As curious as this all may seem, it actually fits neatly into Paolo Sorrentino’s body of work. This is a director, after all, who has established a strong reputation - thanks to such gems as The Consequences of Love (2004) and Il Divo (2008) - as an innovative, visually striking film-maker happy to combine diverse film genres and unafraid to tackle tricky subject matter.

This Must Be The Place is the Italian director’s first offering in the English language but it conforms to Sorrentino’s avowed point of departure for all his work i.e. "the sight of a man, usually alone, in a certain place’’. In this instance, that man is retired American rock star Cheyenne (Penn) and that place is the Dublin mansion he now shares with his firefighter wife, Jane (Frances McDormand). Cheyenne is a creature at odds with the modern world. He still dresses like the star he once was (eyeliner, wild hair, leathers) but he has long stopped performing following the suicide of two of his young fans, and now spends his days shuffling around Dublin, moving and speaking to the beat of his own drum. The odd fan still comes out of the woodwork but the main people who occupy his life are his devoted wife, a teenage goth, Mary, (Eve Hewson, daughter of you know who), and Mary’s mother, Olwen Fouéré, a woman pining for the son who has unexpectedly left home (a terraced house in the shadow of the Aviva Stadium).

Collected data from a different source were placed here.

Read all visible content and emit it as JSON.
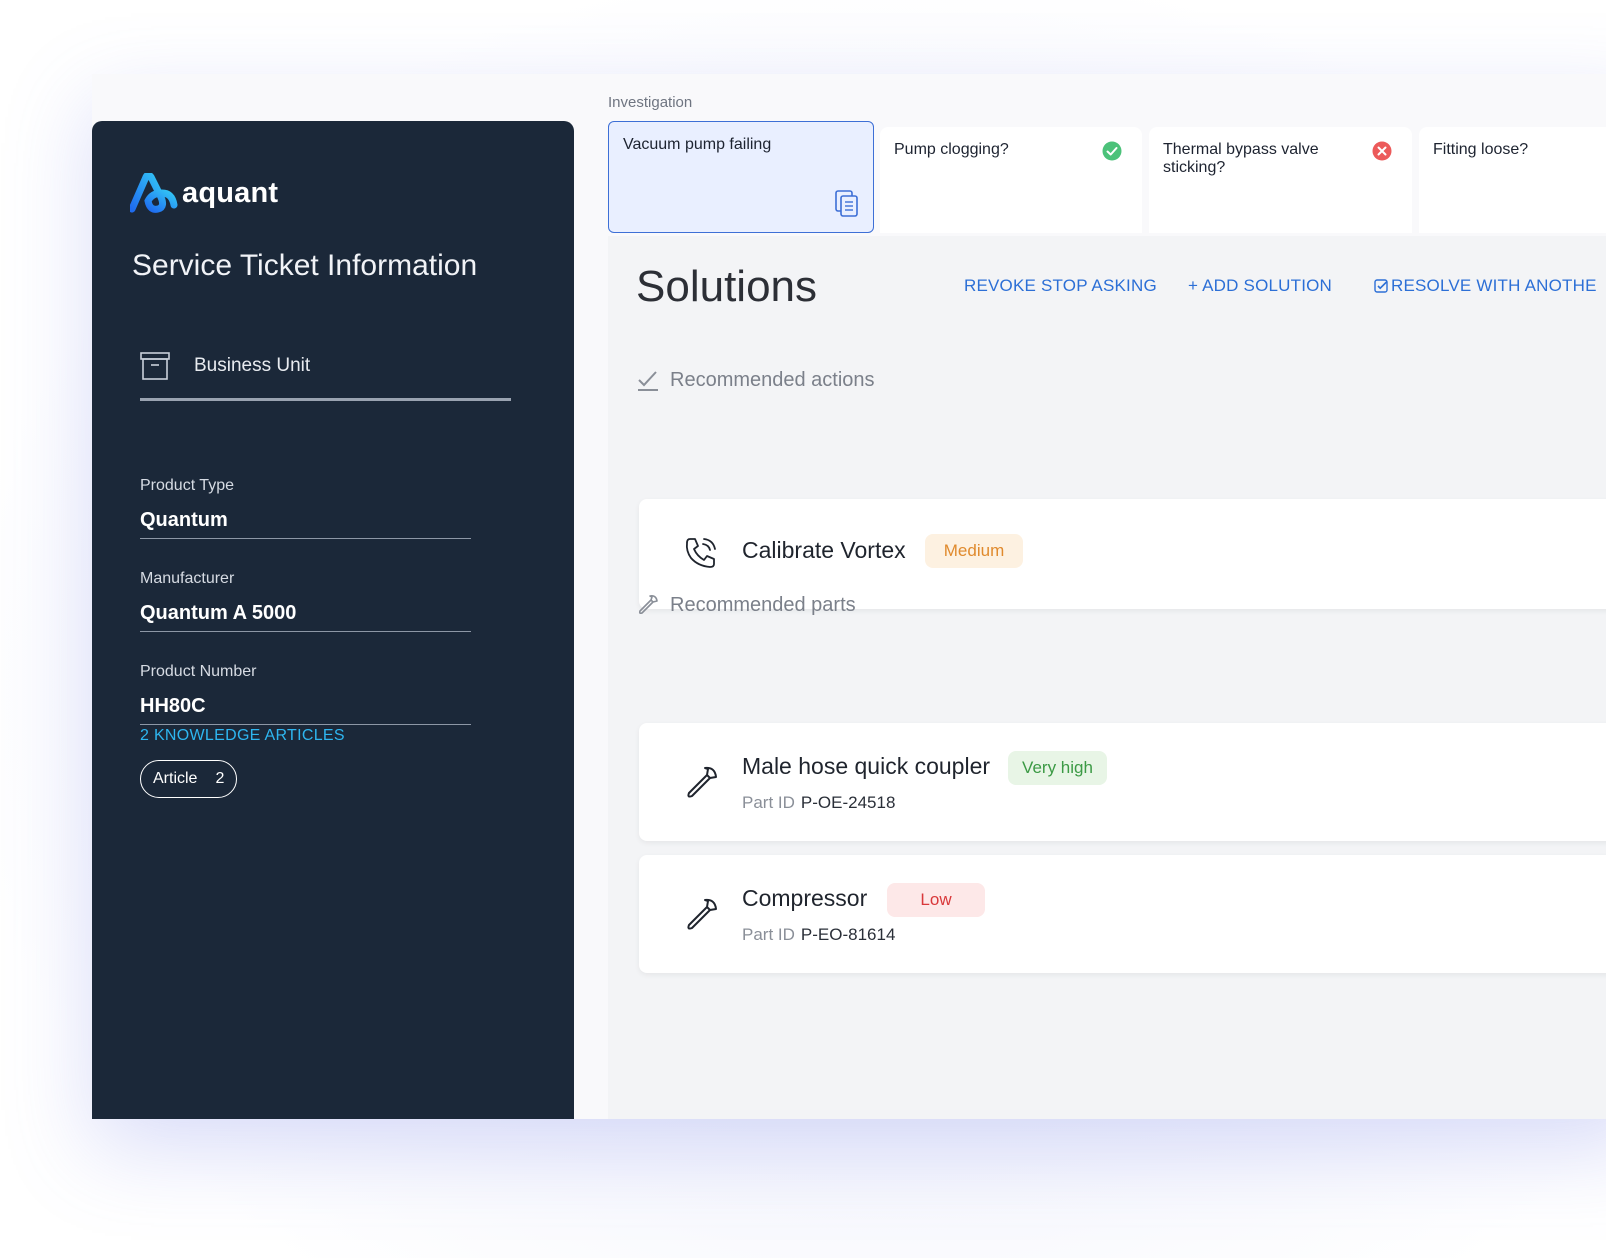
{
  "app": {
    "logo_text": "aquant",
    "colors": {
      "sidebar_bg": "#1b2839",
      "accent": "#2c6fd6",
      "link": "#2eb6f0"
    }
  },
  "sidebar": {
    "title": "Service Ticket Information",
    "business_unit": {
      "label": "Business Unit",
      "icon": "archive-box-icon"
    },
    "fields": [
      {
        "label": "Product Type",
        "value": "Quantum"
      },
      {
        "label": "Manufacturer",
        "value": "Quantum A 5000"
      },
      {
        "label": "Product Number",
        "value": "HH80C"
      }
    ],
    "knowledge_link": "2 KNOWLEDGE ARTICLES",
    "article_chip": {
      "label": "Article",
      "count": "2"
    }
  },
  "investigation": {
    "label": "Investigation",
    "tabs": [
      {
        "label": "Vacuum pump failing",
        "status": "active",
        "icon": "copy-icon"
      },
      {
        "label": "Pump clogging?",
        "status": "confirmed",
        "icon": "check-circle-icon"
      },
      {
        "label": "Thermal bypass valve sticking?",
        "status": "rejected",
        "icon": "x-circle-icon"
      },
      {
        "label": "Fitting loose?",
        "status": "none"
      }
    ]
  },
  "solutions": {
    "title": "Solutions",
    "actions": {
      "revoke": "REVOKE STOP ASKING",
      "add": "+ ADD SOLUTION",
      "resolve": "RESOLVE WITH ANOTHE"
    },
    "recommended_actions": {
      "heading": "Recommended actions",
      "items": [
        {
          "name": "Calibrate Vortex",
          "priority": "Medium",
          "icon": "phone-call-icon"
        }
      ]
    },
    "recommended_parts": {
      "heading": "Recommended parts",
      "part_id_label": "Part ID",
      "items": [
        {
          "name": "Male hose quick coupler",
          "priority": "Very high",
          "part_id": "P-OE-24518",
          "icon": "wrench-icon"
        },
        {
          "name": "Compressor",
          "priority": "Low",
          "part_id": "P-EO-81614",
          "icon": "wrench-icon"
        }
      ]
    }
  }
}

The storyline takes a curious twist when Cheyenne is summoned home to New York following the death of his father. It turns out that Cheyenne’s father, a Holocaust survivor, has spent his life unsuccessfully tracking down his concentration camp tormentor. It’s now left to the unlikely figure of Cheyenne to take up the baton and head off in pursuit of the Nazi war criminal.

If the first part of the movie feels like a quirky, Coens-style black comedy (aided by the presence of Frances McDormand), the second becomes a classic road movie as Cheyenne sets out across the deserts of New Mexico. Along the way he encounters some fascinating characters including Nazi hunter Judd Hirsch, single mom Kerry Condon, David Byrne (as David Byrne) and Harry Dean Staunton (bringing echoes of Paris, Texas) as a diner dude with a fascinating story to tell.

Though there are flaws in the narrative (some of the Dublin scenes involving Olwen Fouré’s character don’t quite add up), This Must Be The Place has much to recommend it, notably Sean Penn’s quirky character study (a likely Oscar-nominated performance), a superb supporting cast and Luca Bigazzi’s marvellous cinematography. Bravo.